Service partners need reference architectures and best practices.
Value added resellers need repeatable use cases and often need help in the implementation phase.
Software houses and ISVs want to use the network to open up white space market opportunities – i.e. new customer and sales potential – and to further develop their portfolio.
With the new partners, there are now additional requirements for a platform.
Reconsider your support
When it comes to the need for technical support, the new network partners hardly differ from the traditional implementation partners, from software houses and ISVs. Ultimately, the APIs have to work here and there on both sides.
The situation is different with commercial support. The revenue streams of the new partners are constantly changing, sometimes going up and sometimes down. Platforms have to be able to absorb this – via flexible billing, deferrals, etc. Many B2B networks are certainly developing new framework models for this. You can use this opportunity to re-evaluate existing sales authorizations from partners that you have defined in your partner program.
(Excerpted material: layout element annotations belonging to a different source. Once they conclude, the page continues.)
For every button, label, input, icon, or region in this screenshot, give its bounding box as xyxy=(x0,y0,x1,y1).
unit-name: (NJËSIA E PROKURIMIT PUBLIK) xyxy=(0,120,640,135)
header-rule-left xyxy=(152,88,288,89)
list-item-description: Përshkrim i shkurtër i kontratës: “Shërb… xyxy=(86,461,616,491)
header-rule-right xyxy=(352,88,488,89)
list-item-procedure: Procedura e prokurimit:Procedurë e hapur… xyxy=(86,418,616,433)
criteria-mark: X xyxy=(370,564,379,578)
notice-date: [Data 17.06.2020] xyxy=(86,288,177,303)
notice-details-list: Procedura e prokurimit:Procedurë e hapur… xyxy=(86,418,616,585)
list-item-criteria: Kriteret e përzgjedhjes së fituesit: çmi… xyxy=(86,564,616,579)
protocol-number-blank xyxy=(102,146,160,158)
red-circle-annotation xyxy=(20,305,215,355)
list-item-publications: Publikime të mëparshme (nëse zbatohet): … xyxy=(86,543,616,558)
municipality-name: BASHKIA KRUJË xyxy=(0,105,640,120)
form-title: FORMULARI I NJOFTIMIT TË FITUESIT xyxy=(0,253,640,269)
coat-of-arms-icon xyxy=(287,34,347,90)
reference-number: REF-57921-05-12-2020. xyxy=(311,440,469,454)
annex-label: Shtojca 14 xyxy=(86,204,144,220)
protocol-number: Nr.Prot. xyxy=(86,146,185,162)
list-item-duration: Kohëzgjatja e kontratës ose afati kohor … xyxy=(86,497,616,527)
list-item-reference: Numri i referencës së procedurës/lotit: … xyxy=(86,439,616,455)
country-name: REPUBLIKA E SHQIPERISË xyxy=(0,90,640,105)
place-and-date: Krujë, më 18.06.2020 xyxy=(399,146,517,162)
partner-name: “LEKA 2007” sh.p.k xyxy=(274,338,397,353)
For example, can a Canadian partner within your network offer his service to a German customer without any problems or are the permits tied locally? Networked value creation takes place in digital ecosystems on a global level, which should also be reflected in the set of rules.
Adjust your business model
Anyone who wants to integrate a new type of network partner must be able to develop revenue share models, set up audits and measure transaction values. This can be illustrated well using the example of financial services. Suppose a buyer owes the supplier a million euros. A FinTech company could pay the supplier the amount for a surcharge of three percent and, as an additional service, check the creditworthiness of the companies involved.
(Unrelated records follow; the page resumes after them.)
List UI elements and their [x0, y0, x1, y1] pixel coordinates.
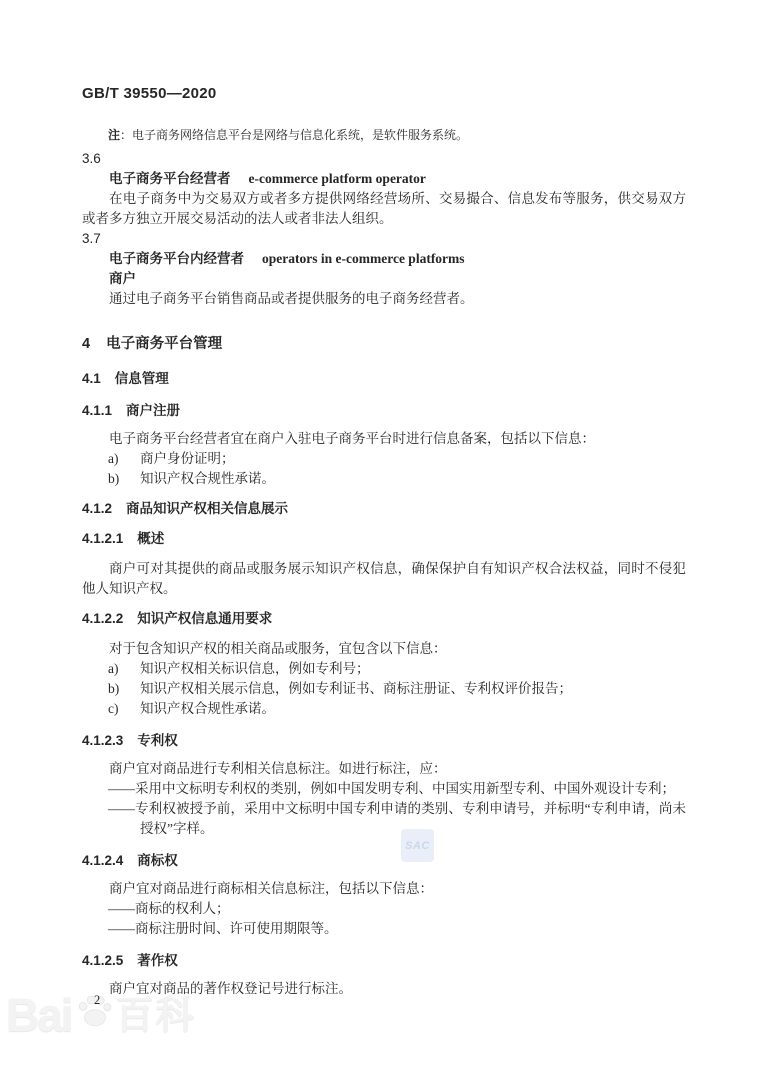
term-zh-3-7: 电子商务平台内经营者 [109, 251, 244, 266]
intro-4-1-2-3: 商户宜对商品进行专利相关信息标注。如进行标注，应： [82, 759, 686, 779]
term-en-3-6: e-commerce platform operator [249, 171, 426, 186]
note-label: 注 [108, 128, 120, 142]
dash-marker: —— [108, 921, 135, 936]
list-marker: b) [108, 679, 140, 699]
dash-item-4-1-2-4-1: ——商标的权利人； [82, 899, 686, 919]
heading-title-4-1-2-2: 知识产权信息通用要求 [137, 611, 272, 626]
heading-number-4-1-2-1: 4.1.2.1 [82, 531, 123, 546]
term-definition-3-6: 在电子商务中为交易双方或者多方提供网络经营场所、交易撮合、信息发布等服务，供交易… [82, 189, 686, 229]
sac-watermark: SAC [401, 829, 434, 862]
heading-4-1-2-5: 4.1.2.5著作权 [82, 951, 686, 971]
dash-marker: —— [108, 781, 135, 796]
note-text: ：电子商务网络信息平台是网络与信息化系统，是软件服务系统。 [120, 128, 468, 142]
list-text: 知识产权合规性承诺。 [140, 469, 686, 489]
heading-title-4-1-1: 商户注册 [126, 403, 180, 418]
dash-marker: —— [108, 901, 135, 916]
heading-title-4: 电子商务平台管理 [106, 336, 222, 352]
list-item-4-1-2-2-c: c)知识产权合规性承诺。 [82, 699, 686, 719]
heading-number-4-1-2-4: 4.1.2.4 [82, 853, 123, 868]
dash-item-4-1-2-3-1: ——采用中文标明专利权的类别，例如中国发明专利、中国实用新型专利、中国外观设计专… [82, 779, 686, 799]
heading-number-4-1-2-5: 4.1.2.5 [82, 953, 123, 968]
intro-4-1-2-4: 商户宜对商品进行商标相关信息标注，包括以下信息： [82, 879, 686, 899]
heading-title-4-1-2: 商品知识产权相关信息展示 [126, 501, 288, 516]
standard-code-header: GB/T 39550—2020 [82, 86, 686, 102]
heading-title-4-1-2-3: 专利权 [137, 733, 178, 748]
term-alias-label-3-7: 商户 [109, 271, 136, 286]
term-en-3-7: operators in e-commerce platforms [262, 251, 465, 266]
heading-4-1-1: 4.1.1商户注册 [82, 401, 686, 421]
term-line-3-7: 电子商务平台内经营者operators in e-commerce platfo… [82, 249, 686, 269]
heading-4-1-2: 4.1.2商品知识产权相关信息展示 [82, 499, 686, 519]
dash-item-4-1-2-3-2: ——专利权被授予前，采用中文标明中国专利申请的类别、专利申请号，并标明“专利申请… [82, 799, 686, 839]
list-marker: a) [108, 449, 140, 469]
heading-4-1-2-4: 4.1.2.4商标权 [82, 851, 686, 871]
baidu-baike-watermark: Bai 百科 [6, 992, 196, 1038]
dash-text: 商标注册时间、许可使用期限等。 [135, 921, 338, 936]
heading-title-4-1-2-4: 商标权 [137, 853, 178, 868]
term-number-3-7: 3.7 [82, 229, 686, 249]
list-marker: c) [108, 699, 140, 719]
intro-4-1-2-2: 对于包含知识产权的相关商品或服务，宜包含以下信息： [82, 639, 686, 659]
heading-title-4-1-2-1: 概述 [137, 531, 164, 546]
list-item-4-1-2-2-a: a)知识产权相关标识信息，例如专利号； [82, 659, 686, 679]
heading-4-1-2-2: 4.1.2.2知识产权信息通用要求 [82, 609, 686, 629]
dash-marker: —— [108, 801, 135, 816]
dash-text: 采用中文标明专利权的类别，例如中国发明专利、中国实用新型专利、中国外观设计专利； [135, 781, 675, 796]
list-marker: b) [108, 469, 140, 489]
dash-text: 商标的权利人； [135, 901, 230, 916]
list-item-4-1-2-2-b: b)知识产权相关展示信息，例如专利证书、商标注册证、专利权评价报告； [82, 679, 686, 699]
list-text: 知识产权合规性承诺。 [140, 699, 686, 719]
list-text: 知识产权相关标识信息，例如专利号； [140, 659, 686, 679]
list-text: 知识产权相关展示信息，例如专利证书、商标注册证、专利权评价报告； [140, 679, 686, 699]
heading-4-1-2-1: 4.1.2.1概述 [82, 529, 686, 549]
heading-number-4-1-2: 4.1.2 [82, 501, 112, 516]
list-text: 商户身份证明； [140, 449, 686, 469]
heading-4-1: 4.1信息管理 [82, 369, 686, 389]
term-definition-3-7: 通过电子商务平台销售商品或者提供服务的电子商务经营者。 [82, 289, 686, 309]
sac-logo-icon: SAC [405, 836, 430, 856]
heading-title-4-1: 信息管理 [115, 371, 169, 386]
heading-number-4-1-2-3: 4.1.2.3 [82, 733, 123, 748]
list-item-4-1-1-a: a)商户身份证明； [82, 449, 686, 469]
heading-number-4-1-1: 4.1.1 [82, 403, 112, 418]
page-content: GB/T 39550—2020 注：电子商务网络信息平台是网络与信息化系统，是软… [82, 86, 686, 999]
heading-number-4-1-2-2: 4.1.2.2 [82, 611, 123, 626]
term-zh-3-6: 电子商务平台经营者 [109, 171, 231, 186]
heading-number-4-1: 4.1 [82, 371, 101, 386]
intro-4-1-1: 电子商务平台经营者宜在商户入驻电子商务平台时进行信息备案，包括以下信息： [82, 429, 686, 449]
list-item-4-1-1-b: b)知识产权合规性承诺。 [82, 469, 686, 489]
heading-4-1-2-3: 4.1.2.3专利权 [82, 731, 686, 751]
baidu-watermark-text-left: Bai [6, 992, 72, 1038]
heading-number-4: 4 [82, 336, 90, 352]
term-alias-3-7: 商户 [82, 269, 686, 289]
baidu-watermark-text-right: 百科 [116, 994, 196, 1038]
paragraph-4-1-2-1: 商户可对其提供的商品或服务展示知识产权信息，确保保护自有知识产权合法权益，同时不… [82, 559, 686, 599]
heading-title-4-1-2-5: 著作权 [137, 953, 178, 968]
dash-item-4-1-2-4-2: ——商标注册时间、许可使用期限等。 [82, 919, 686, 939]
list-marker: a) [108, 659, 140, 679]
document-page: GB/T 39550—2020 注：电子商务网络信息平台是网络与信息化系统，是软… [0, 0, 764, 1080]
heading-clause-4: 4电子商务平台管理 [82, 333, 686, 355]
page-number: 2 [94, 991, 100, 1009]
note-paragraph: 注：电子商务网络信息平台是网络与信息化系统，是软件服务系统。 [82, 126, 686, 144]
term-line-3-6: 电子商务平台经营者e-commerce platform operator [82, 169, 686, 189]
term-number-3-6: 3.6 [82, 149, 686, 169]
However, this also means that the network provider and the partner must know the values of the transaction. Finding a regulation for this is not a trivial matter, as this involves sensitive data. For those who want to expand their network beyond traditional partners, risk management becomes the central component of the strategy. In the future, platform operators will need partners who understand how to avoid fraud and who can evaluate network participants with a view to their credit rating or the corruption index. After all, no platform operator can risk money laundering in his network, for example.
Specify your onboarding
With new partners, the onboarding process must not be limited to the purely technical docking with the integration interfaces. Platform providers need to ensure mutual understanding when measuring transaction volumes. A revenue sharing model should be an integral part of the contract. Of course, you should also clarify in good time which partner has to provide which guarantees and warranties.
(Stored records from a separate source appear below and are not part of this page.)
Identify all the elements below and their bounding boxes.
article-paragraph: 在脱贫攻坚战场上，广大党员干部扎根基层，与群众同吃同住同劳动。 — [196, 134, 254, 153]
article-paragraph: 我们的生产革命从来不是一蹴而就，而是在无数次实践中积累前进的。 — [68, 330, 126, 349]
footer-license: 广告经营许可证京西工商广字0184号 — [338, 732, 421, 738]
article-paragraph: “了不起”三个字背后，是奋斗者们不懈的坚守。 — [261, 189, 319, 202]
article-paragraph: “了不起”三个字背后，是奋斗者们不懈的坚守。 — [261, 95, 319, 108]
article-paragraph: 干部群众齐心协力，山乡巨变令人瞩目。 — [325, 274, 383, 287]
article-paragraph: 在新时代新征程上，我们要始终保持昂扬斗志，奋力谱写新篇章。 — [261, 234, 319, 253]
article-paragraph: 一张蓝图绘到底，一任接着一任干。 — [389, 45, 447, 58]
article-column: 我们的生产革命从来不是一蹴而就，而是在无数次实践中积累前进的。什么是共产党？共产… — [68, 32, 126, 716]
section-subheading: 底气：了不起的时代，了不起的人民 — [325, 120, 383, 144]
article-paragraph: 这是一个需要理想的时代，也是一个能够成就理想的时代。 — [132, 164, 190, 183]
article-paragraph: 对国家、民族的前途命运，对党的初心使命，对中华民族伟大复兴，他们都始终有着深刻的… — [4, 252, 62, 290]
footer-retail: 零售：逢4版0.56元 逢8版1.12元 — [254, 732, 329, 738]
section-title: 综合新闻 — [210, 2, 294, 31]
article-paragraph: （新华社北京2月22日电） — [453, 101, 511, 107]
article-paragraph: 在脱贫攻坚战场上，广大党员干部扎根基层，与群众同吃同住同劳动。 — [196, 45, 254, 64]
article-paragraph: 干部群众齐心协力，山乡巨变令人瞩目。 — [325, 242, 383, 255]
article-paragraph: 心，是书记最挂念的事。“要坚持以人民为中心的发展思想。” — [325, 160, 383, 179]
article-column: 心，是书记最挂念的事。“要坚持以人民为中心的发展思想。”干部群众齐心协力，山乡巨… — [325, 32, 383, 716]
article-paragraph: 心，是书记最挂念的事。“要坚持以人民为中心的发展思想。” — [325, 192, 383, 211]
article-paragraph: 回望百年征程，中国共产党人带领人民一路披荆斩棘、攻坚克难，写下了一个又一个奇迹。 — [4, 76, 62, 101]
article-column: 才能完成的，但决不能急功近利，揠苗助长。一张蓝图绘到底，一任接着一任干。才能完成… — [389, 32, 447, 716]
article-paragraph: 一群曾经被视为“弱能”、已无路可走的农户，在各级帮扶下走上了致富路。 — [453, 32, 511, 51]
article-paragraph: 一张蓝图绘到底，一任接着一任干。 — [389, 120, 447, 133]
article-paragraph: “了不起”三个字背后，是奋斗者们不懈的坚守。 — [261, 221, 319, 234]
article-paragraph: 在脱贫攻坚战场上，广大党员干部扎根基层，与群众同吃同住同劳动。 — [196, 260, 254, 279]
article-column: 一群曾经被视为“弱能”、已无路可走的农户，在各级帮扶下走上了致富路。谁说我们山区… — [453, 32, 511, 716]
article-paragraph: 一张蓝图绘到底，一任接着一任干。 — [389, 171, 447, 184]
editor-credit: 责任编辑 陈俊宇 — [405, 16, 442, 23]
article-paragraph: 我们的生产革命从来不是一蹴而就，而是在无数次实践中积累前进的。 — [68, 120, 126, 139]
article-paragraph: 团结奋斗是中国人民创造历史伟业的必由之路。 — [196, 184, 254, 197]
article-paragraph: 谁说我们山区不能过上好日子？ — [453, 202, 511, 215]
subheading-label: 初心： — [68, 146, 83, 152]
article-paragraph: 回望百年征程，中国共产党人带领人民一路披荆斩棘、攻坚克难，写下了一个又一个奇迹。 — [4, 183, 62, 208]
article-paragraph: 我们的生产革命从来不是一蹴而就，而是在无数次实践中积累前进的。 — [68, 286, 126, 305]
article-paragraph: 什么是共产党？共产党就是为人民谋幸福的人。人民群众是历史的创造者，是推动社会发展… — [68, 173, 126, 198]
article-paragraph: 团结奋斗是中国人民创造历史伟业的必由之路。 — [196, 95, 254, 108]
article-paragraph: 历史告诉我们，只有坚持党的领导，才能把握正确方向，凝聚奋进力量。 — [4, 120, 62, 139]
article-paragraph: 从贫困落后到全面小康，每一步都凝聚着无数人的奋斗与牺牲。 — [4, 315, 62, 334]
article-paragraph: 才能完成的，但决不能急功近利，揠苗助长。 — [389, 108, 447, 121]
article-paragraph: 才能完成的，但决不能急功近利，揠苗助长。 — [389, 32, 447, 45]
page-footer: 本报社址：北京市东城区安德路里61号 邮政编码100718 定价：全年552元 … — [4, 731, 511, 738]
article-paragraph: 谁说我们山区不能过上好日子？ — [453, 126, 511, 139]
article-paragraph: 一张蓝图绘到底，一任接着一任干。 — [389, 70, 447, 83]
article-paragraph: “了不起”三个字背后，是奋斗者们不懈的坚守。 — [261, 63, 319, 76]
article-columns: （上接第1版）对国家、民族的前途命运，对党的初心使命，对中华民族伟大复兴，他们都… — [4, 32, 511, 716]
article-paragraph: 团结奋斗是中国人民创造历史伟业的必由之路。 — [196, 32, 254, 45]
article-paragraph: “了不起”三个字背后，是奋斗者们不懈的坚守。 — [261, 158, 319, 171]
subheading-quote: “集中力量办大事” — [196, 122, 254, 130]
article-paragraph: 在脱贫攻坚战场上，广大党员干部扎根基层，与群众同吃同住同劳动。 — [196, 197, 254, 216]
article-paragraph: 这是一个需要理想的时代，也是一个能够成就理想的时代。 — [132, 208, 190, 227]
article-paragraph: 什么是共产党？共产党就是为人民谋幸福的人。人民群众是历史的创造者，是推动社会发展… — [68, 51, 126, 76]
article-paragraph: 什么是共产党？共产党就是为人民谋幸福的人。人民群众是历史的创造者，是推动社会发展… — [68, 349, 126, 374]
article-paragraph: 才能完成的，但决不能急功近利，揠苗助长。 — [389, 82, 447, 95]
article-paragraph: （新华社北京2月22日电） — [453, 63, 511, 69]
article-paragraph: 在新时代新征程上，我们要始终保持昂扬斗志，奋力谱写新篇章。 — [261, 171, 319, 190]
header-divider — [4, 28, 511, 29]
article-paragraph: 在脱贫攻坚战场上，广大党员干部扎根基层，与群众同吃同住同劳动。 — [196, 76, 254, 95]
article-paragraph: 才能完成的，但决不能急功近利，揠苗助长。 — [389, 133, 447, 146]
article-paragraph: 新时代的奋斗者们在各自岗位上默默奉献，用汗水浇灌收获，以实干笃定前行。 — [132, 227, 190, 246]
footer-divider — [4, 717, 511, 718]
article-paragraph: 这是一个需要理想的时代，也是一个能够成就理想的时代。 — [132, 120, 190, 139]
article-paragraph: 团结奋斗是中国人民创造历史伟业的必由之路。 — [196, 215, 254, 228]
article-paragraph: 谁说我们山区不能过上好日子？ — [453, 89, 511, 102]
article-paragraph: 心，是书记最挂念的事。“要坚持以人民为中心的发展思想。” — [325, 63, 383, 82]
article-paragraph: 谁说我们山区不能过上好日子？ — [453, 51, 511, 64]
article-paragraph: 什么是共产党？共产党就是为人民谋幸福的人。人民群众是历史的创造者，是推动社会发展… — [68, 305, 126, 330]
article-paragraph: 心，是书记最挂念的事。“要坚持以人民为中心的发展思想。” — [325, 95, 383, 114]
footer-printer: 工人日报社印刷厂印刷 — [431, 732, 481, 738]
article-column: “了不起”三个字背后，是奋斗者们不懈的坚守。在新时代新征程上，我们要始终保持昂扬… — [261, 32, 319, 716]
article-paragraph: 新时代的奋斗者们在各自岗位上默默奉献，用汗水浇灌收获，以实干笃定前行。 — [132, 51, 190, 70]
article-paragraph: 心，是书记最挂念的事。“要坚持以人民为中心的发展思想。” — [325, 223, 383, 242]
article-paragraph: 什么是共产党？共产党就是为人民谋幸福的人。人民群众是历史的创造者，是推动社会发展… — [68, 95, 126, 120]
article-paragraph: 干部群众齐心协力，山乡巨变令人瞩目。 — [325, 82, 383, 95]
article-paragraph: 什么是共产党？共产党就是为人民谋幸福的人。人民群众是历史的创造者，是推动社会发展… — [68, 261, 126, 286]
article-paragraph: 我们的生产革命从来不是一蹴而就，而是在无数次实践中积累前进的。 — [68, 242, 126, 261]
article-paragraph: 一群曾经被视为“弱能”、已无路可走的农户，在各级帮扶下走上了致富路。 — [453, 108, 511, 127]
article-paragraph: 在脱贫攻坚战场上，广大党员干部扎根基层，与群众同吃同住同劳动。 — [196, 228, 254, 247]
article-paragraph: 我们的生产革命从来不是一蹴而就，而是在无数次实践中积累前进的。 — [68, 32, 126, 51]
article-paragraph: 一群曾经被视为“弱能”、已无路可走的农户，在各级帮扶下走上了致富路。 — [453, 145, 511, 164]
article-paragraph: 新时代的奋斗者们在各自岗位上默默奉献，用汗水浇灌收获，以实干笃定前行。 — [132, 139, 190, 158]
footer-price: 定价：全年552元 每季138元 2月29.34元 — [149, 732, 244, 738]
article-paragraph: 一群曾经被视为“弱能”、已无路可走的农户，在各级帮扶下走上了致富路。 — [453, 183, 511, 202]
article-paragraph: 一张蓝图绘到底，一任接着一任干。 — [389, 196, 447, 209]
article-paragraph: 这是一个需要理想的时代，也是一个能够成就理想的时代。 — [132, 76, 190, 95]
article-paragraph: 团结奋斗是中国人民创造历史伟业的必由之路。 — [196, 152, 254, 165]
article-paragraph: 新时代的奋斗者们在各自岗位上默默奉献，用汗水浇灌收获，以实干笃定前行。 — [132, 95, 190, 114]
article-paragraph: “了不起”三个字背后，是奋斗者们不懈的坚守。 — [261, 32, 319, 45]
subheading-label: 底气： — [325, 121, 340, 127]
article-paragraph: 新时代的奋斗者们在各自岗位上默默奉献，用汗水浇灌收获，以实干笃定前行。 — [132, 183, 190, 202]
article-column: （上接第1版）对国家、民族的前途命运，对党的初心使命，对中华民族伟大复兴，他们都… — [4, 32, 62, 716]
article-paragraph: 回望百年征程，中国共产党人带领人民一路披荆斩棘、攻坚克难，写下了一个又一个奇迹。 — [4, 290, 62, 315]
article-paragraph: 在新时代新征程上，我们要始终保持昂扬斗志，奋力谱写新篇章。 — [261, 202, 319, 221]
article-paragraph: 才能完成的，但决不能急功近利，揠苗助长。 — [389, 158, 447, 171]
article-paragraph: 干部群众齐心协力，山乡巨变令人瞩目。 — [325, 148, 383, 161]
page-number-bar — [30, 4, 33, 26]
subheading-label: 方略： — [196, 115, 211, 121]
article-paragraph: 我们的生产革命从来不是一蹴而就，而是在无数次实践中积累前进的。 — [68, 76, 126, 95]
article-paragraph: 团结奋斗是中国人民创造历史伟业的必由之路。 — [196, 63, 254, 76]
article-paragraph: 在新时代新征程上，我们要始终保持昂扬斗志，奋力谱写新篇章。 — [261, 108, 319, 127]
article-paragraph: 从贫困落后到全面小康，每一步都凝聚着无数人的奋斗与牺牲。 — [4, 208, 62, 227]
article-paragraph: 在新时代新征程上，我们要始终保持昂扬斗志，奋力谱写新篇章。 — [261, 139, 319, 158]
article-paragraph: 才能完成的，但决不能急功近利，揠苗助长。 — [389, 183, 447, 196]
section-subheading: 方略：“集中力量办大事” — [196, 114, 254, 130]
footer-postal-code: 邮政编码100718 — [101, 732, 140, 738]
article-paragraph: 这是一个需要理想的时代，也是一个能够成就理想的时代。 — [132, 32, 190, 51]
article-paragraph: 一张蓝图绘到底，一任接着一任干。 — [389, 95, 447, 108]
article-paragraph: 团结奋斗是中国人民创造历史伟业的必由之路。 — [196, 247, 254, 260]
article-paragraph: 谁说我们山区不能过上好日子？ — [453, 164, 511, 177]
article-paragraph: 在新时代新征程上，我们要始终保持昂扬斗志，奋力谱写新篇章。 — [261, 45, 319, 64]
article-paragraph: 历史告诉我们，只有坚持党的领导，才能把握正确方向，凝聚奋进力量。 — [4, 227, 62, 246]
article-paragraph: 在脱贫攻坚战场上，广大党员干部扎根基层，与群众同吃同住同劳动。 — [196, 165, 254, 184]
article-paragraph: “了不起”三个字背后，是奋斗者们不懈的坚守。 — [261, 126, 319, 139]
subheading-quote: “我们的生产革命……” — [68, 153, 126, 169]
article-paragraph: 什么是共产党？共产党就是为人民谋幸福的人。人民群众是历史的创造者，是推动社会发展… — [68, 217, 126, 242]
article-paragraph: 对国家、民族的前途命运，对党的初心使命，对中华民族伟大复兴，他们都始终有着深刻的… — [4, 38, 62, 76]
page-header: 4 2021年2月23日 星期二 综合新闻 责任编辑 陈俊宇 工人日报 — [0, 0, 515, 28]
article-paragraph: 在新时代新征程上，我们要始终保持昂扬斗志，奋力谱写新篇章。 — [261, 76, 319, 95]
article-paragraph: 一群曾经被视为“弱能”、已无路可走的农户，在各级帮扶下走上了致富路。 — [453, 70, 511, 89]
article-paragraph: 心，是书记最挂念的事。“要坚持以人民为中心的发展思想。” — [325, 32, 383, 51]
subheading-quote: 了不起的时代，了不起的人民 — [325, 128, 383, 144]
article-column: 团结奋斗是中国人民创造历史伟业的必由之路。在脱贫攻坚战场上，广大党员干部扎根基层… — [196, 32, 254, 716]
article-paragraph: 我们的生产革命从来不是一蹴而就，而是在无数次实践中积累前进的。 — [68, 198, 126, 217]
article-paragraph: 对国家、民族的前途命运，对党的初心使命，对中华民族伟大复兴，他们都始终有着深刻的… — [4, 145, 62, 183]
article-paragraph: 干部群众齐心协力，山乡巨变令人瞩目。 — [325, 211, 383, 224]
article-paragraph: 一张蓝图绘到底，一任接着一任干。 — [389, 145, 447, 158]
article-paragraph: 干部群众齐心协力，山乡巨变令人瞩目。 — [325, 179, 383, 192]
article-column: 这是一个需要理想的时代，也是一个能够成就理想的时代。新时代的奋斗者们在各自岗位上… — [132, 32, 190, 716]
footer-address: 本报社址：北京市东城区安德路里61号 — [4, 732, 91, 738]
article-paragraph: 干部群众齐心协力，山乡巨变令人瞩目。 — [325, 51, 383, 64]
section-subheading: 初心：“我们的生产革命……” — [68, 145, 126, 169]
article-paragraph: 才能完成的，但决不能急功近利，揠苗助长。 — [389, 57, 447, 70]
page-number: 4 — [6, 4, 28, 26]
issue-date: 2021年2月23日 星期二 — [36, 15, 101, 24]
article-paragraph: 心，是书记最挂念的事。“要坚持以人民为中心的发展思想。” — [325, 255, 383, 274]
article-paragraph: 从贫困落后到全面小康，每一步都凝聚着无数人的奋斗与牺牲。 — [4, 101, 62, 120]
Arrange the responsibilities for data management
In business networks, the partners are interested in exchanging information with one another in order to improve their own database and develop new services on this basis. This is particularly true for those partners who now want to bind the platforms to themselves. Open and documented APIs form the technical basis for this. With regard to data protection and data security, however, this also means that platforms need a RACI matrix. RACI stands for Responsible, Accountable, Consulted, Informed and regulates the responsibilities in the network. Data protection and data security thus become a joint task for all those involved.